Furthermore, Her Honour held that the relevant period of ‘delay’ by the Council was only three months, as the period had only commenced to run when it received the letter from the NSW Government. In these circumstances, the Council’s behaviour in not determining the development application was not unreasonable.

Her Honour rejected the applicant’s argument that the Council could have refused the development application in order to restore the applicant’s right to bring a merit appeal in the Court, stating that this course of action was not appropriate while the uncertainty over the granting of landowner’s consent was unresolved and given that the same uncertainty would likely arise in any merit appeal to the Court.

An interesting aspect of this case is that the Court rejected the Council’s argument that the failure by the applicant to exercise its merit appeal rights should weigh against it in the exercise of the Court’s discretion whether to grant mandamus. Her Honour said that this was a ‘neutral factor in the context of this case as the key question is whether the Council acted reasonably in deferring for an undefined time a decision on the DA‘ [par. 57].

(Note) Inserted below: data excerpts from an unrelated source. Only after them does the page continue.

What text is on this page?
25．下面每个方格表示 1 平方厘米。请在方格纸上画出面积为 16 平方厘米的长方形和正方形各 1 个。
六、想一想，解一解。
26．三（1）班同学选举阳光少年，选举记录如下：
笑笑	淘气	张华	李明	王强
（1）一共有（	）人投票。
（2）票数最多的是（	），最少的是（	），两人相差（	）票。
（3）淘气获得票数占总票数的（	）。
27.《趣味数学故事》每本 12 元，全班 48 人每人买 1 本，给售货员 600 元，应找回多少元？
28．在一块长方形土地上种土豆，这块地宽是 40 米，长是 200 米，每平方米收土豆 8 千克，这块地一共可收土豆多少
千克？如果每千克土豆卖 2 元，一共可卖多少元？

Many consent authorities delay the determination of development applications for many different reasons. Likewise, many developers decline to exercise their merit appeal rights for many  different reasons. As much as this case involved a refusal to grant mandamus on its particular facts, the principles enunciated by Pain J as to when the Court will order mandamus give insight into the circumstances where the remedy will be available to a developer which has lost its merit appeal rights.